What about the film’s script was inspiring to you?

I grew up with movies like, “Do the Right Thing”, “Cooley High”, and “Love and Basketball” and I felt like there was nothing being made for this millennial generation. When I read the script I knew I had to make it.


What was the business and creative process of Brotherly Love?

I have a friend named Charles Austin, aka Charlie Mack, who knew a writer named Jamal Hill. Hill was working on a script for the past 10 years. Mack knew I was seeking new scripts and was familiar with my previous works including “Percentage”, a movie I produced a movie two years ago. “Percentage” went straight to Netflix and BET. So he asked me to take a look at the script. I read it and, 24 hours later, I knew that I wanted to put up my own money do this movie.


What sets your film apart from other films that we have seen hit the big screen?

There are not that many millennial movies being made with substance and when viewers go to see this film they will appreciate the authentic feel “Brotherly Love” will give them and the message that is relevant to not only these millennials but for all generations.

The Jacob York empire keeps growing and growing…from music to film. What other ventures can we expect from you?

We are expanding into all regions of media. It is going to be a lot more movies, a lot more television, a lot more media and digital properties. We have a lot of projects coming down the pipeline. Electric Republic is 25 years in the making and it is still evolving.


Is the music business much like the business of film or are they literally two different worlds/realms?

There is liberalization to music where Hollywood tends to be less liberal. In Hollywood, it’s very seldom that you will get an urban movie that does the same numbers as a non-urban movie. However, in music, Hip Hop can be number one. Lil’ Wayne can out sell Cold Play.
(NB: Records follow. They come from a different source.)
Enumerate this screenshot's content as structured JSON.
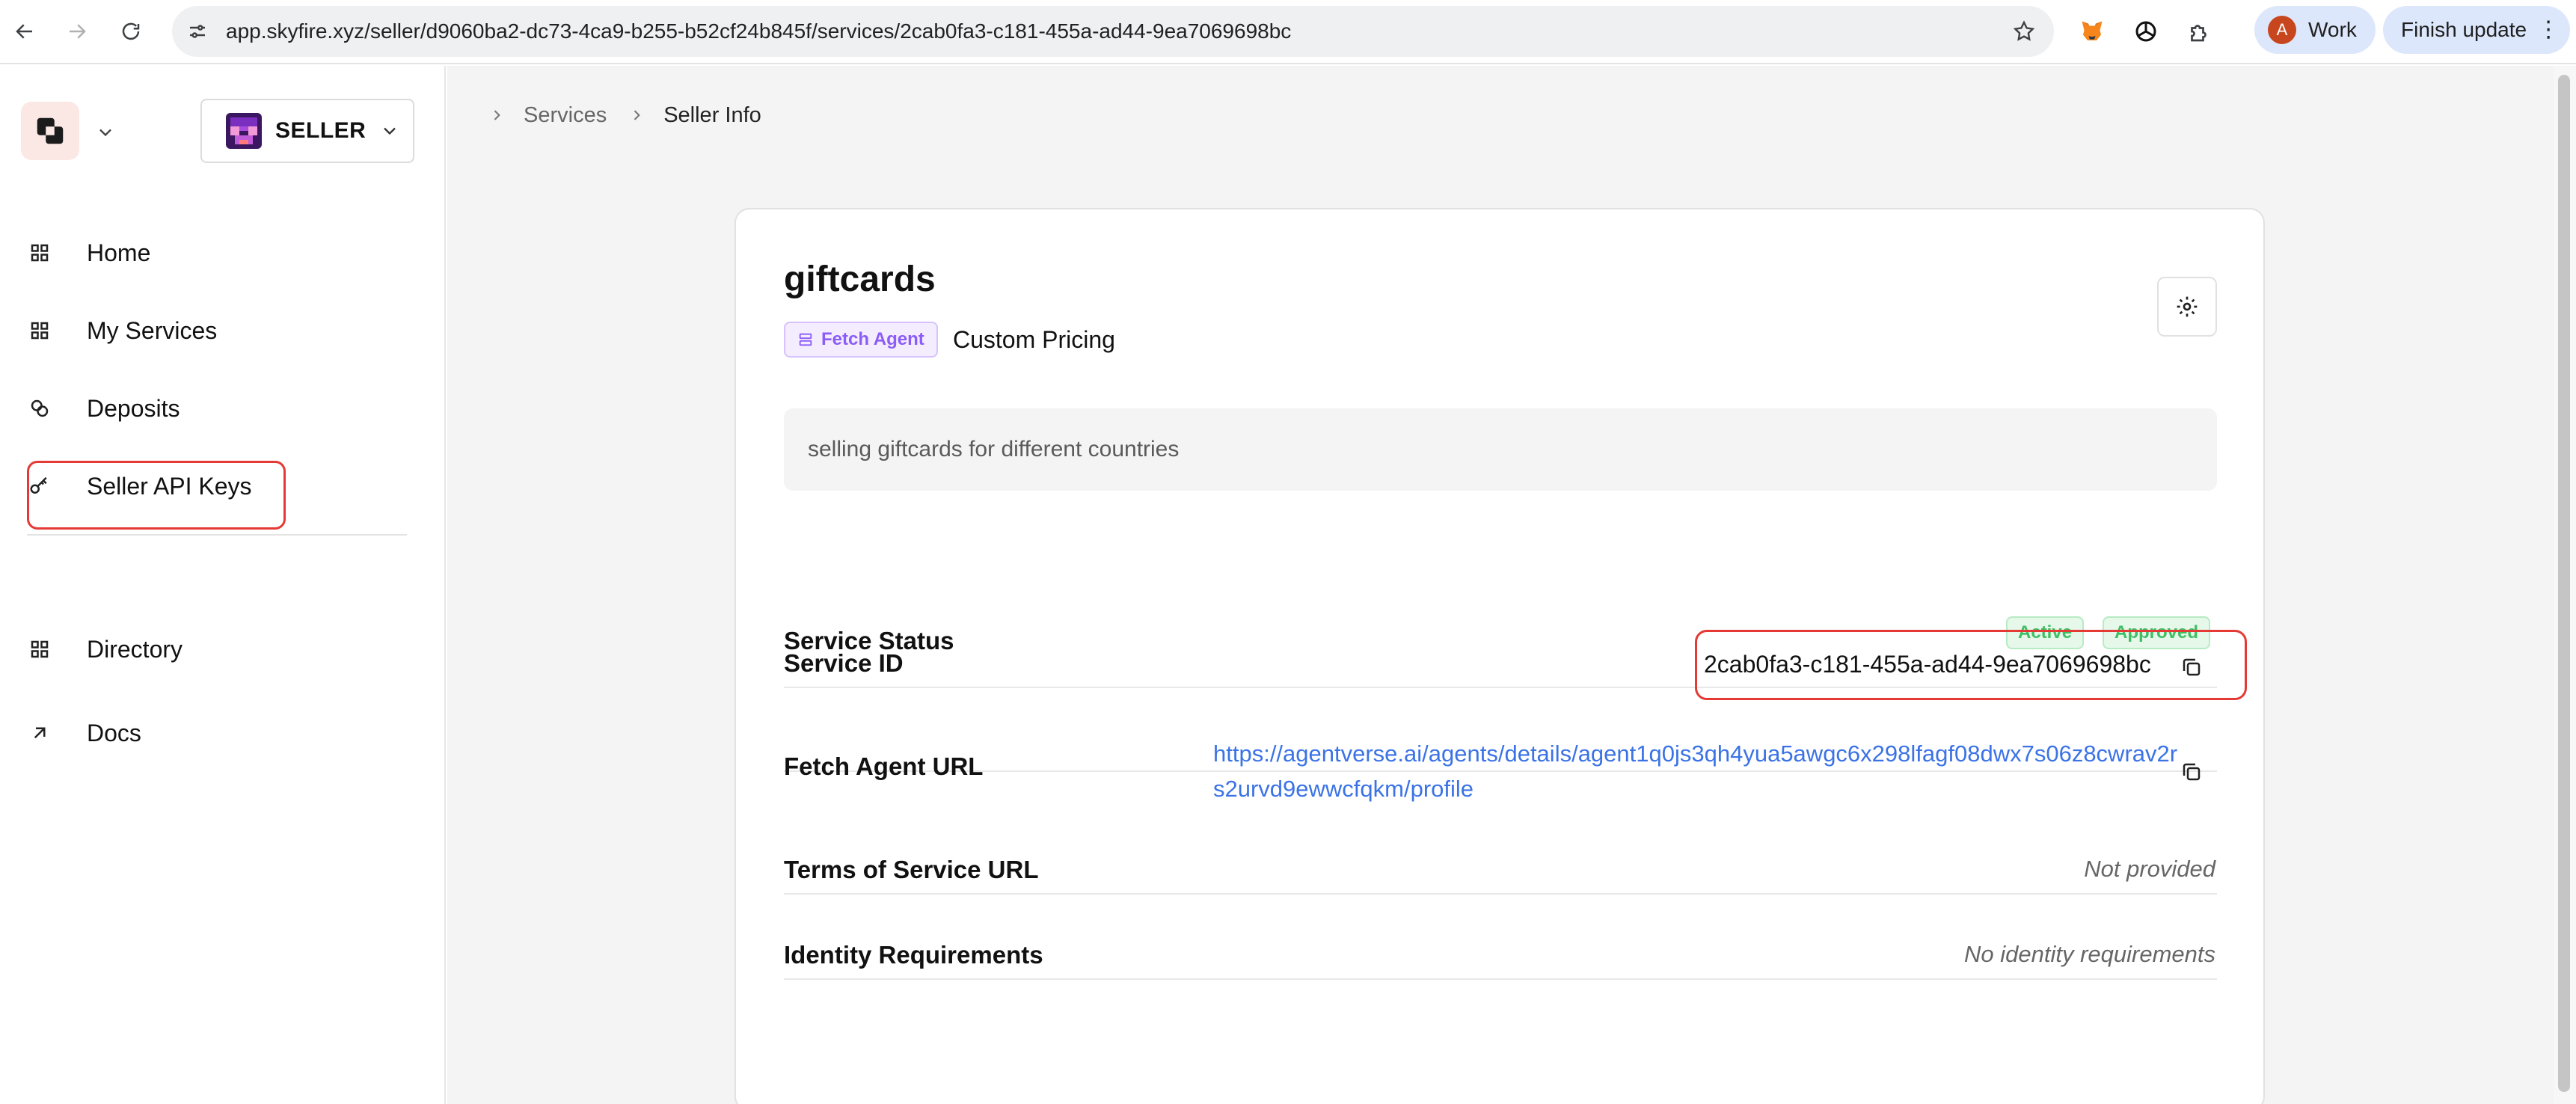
{
  "browser": {
    "url": "app.skyfire.xyz/seller/d9060ba2-dc73-4ca9-b255-b52cf24b845f/services/2cab0fa3-c181-455a-ad44-9ea7069698bc",
    "profile_initial": "A",
    "profile_name": "Work",
    "finish_update_label": "Finish update",
    "extensions": [
      "metamask-fox-icon",
      "openai-icon",
      "puzzle-extensions-icon"
    ]
  },
  "sidebar": {
    "role_label": "SELLER",
    "items": [
      {
        "label": "Home",
        "icon": "grid-icon"
      },
      {
        "label": "My Services",
        "icon": "grid-icon"
      },
      {
        "label": "Deposits",
        "icon": "coins-icon"
      },
      {
        "label": "Seller API Keys",
        "icon": "key-icon"
      },
      {
        "label": "Directory",
        "icon": "grid-icon"
      },
      {
        "label": "Docs",
        "icon": "arrow-up-right-icon"
      }
    ]
  },
  "breadcrumb": {
    "items": [
      "Services",
      "Seller Info"
    ]
  },
  "service": {
    "name": "giftcards",
    "agent_badge": "Fetch Agent",
    "pricing": "Custom Pricing",
    "description": "selling giftcards for different countries",
    "rows": {
      "status_label": "Service Status",
      "status_badges": [
        "Active",
        "Approved"
      ],
      "id_label": "Service ID",
      "id_value": "2cab0fa3-c181-455a-ad44-9ea7069698bc",
      "fetch_url_label": "Fetch Agent URL",
      "fetch_url_value": "https://agentverse.ai/agents/details/agent1q0js3qh4yua5awgc6x298lfagf08dwx7s06z8cwrav2rs2urvd9ewwcfqkm/profile",
      "tos_label": "Terms of Service URL",
      "tos_value": "Not provided",
      "identity_label": "Identity Requirements",
      "identity_value": "No identity requirements"
    }
  },
  "colors": {
    "accent_link": "#3b73e6",
    "badge_green": "#3fbf64",
    "badge_purple": "#8b5cf6",
    "highlight_red": "#e53935"
  }
}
It’s an uphill battle, but there is always a positive. Just like the music industry, there is an alternative to the machine. Therefore, we chose to produce and distribute “Brotherly Love” ourselves. We said, ok Hollywood, you don’t get it. We’re not mad that you don’t get it. We are going to do it ourselves. In Hollywood there has never been an African-American in charge of a studio. In music, there has been a bunch of them.

Why should people see the film?

People should see the film if they enjoy good content. This film tackles all of your emotions and will leave you shocked at the end. I call that the perfect formula for a great time and experience.
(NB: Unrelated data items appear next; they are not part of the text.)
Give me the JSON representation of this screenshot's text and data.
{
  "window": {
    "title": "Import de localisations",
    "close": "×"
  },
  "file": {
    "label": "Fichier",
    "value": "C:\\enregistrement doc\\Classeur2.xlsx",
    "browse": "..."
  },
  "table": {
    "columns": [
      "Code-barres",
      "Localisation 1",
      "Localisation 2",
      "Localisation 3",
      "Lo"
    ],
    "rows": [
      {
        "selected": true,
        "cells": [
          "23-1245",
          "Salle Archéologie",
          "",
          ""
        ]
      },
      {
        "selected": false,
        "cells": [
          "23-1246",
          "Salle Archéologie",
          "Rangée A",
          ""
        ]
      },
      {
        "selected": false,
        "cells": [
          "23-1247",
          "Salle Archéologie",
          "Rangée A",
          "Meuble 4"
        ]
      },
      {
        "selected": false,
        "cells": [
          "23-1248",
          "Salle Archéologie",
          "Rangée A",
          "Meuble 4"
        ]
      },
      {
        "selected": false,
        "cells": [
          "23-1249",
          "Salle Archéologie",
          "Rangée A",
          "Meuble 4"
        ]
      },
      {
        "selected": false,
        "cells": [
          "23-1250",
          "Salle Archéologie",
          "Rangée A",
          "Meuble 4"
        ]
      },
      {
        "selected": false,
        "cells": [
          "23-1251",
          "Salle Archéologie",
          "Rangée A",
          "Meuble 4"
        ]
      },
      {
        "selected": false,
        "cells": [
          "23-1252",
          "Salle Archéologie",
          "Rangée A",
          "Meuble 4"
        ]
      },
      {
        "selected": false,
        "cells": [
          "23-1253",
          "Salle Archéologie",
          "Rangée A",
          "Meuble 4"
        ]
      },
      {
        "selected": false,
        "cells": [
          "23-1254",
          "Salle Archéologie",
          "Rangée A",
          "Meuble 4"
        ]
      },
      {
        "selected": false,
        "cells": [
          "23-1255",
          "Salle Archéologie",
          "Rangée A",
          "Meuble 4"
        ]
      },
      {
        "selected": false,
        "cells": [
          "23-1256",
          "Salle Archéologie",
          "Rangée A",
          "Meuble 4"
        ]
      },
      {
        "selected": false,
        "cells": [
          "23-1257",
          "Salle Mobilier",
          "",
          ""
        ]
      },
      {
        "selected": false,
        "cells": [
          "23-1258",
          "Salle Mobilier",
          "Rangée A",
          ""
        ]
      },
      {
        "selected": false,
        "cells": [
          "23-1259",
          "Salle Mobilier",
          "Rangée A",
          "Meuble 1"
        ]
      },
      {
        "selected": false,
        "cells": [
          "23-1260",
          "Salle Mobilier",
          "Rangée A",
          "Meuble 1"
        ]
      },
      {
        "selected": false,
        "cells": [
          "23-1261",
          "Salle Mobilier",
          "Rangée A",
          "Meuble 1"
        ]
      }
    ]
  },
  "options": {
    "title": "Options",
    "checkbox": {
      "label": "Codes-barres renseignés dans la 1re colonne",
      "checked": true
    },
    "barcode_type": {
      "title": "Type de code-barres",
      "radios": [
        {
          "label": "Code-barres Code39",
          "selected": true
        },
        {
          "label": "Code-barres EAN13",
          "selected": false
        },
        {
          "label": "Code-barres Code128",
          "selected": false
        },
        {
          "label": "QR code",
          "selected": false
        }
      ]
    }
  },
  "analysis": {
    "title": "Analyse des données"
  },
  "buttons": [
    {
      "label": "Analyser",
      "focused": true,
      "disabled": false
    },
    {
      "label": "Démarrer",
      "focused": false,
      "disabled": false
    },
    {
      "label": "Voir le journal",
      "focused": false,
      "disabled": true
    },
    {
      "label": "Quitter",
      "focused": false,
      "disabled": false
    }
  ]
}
Talk to us about the cast selection?

Keke Palmer came as a result of Shakim. Corey Hardict and Eric Hill came as a result of Kim Harden, the casting director. What most people would find interesting is that Keke Palmer went against her agent who advised her against the indie black film. She felt like this story needed to be told. All of the producers were blown away with Cory Hardrict’s reading.


How important is it to go forward and make sure our own stories are told instead of waiting on Hollywood to tell them?
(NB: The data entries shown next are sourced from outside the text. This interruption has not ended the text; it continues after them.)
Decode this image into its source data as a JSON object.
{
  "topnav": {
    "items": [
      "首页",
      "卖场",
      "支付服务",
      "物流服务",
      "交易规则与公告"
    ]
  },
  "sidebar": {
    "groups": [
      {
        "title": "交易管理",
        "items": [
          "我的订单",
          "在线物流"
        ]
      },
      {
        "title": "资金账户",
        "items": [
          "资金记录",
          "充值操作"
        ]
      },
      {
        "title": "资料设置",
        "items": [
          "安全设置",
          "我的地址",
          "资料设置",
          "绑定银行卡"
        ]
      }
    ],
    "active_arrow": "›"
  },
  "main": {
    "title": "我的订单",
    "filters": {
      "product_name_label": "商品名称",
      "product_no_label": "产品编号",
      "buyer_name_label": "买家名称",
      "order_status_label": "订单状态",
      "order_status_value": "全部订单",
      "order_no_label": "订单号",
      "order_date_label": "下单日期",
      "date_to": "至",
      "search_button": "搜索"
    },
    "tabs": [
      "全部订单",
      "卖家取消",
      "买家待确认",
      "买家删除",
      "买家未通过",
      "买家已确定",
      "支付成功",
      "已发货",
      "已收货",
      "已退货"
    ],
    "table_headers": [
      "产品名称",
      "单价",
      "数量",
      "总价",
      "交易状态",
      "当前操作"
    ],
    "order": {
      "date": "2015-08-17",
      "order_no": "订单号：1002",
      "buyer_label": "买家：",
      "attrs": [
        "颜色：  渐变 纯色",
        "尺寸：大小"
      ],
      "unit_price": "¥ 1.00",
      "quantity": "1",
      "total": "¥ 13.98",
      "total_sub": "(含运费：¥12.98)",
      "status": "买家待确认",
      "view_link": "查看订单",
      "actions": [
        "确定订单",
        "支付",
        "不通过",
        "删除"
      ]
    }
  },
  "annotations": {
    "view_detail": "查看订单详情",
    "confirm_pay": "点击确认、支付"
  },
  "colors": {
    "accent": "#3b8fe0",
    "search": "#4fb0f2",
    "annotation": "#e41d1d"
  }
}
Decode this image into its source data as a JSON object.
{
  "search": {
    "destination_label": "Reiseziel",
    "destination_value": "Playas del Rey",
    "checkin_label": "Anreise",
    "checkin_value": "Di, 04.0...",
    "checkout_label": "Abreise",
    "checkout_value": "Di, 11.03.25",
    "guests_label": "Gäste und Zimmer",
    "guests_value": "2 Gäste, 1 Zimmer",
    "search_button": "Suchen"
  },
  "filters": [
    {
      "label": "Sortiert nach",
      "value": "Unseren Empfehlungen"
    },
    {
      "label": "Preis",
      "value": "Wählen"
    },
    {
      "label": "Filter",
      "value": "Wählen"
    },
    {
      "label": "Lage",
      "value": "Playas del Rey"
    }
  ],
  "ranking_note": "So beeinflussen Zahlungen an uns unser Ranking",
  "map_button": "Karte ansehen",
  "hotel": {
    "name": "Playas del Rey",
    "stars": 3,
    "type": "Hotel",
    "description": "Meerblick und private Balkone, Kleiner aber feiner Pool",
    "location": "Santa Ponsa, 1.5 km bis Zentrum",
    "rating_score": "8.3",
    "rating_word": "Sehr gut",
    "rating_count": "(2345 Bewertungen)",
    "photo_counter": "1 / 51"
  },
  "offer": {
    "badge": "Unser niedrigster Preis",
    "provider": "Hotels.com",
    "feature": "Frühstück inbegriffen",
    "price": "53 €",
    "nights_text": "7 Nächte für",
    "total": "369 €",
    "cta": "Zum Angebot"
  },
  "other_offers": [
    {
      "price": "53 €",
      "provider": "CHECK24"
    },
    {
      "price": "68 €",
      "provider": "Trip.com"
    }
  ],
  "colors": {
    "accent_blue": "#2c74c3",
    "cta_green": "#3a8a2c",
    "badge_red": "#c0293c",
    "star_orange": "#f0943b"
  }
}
I feel everyone has their own interest in what they want to make. I have nieces and nephews that I have to think about and I want to create content that they can be proud of and will last for generations to come.


What’s the biggest challenge about producing and putting out an indie black film?

Selling the content…not producing it.

What was the most difficult part of production?

It was very difficult. We were challenged with getting through 21 days of shooting successfully and shopping the project to Hollywood. From day one, we experienced a lot of challenges on site. Anything that could go wrong went wrong… from the lights and toilets breaking to the generators blowing out to not having enough trailers. Revisiting the first day of filming at Overbrook High school; a campus of 2,000+ was open and the students were interrupting filming. In addition, we had a micro budget (anything under $10,000,000 in Hollywood)…therefore sourcing all of our relationships to get the movie on the screen was critical.

Will this be revered as an urban film classic?

I would like to think so.


With your longevity and experience in the music business what’s been most disappointing or surprising in the shift in the business?

The biggest disappointments are executives blaming the music for the decline in the business and not the approach in marketing strategy as the cause for the shift.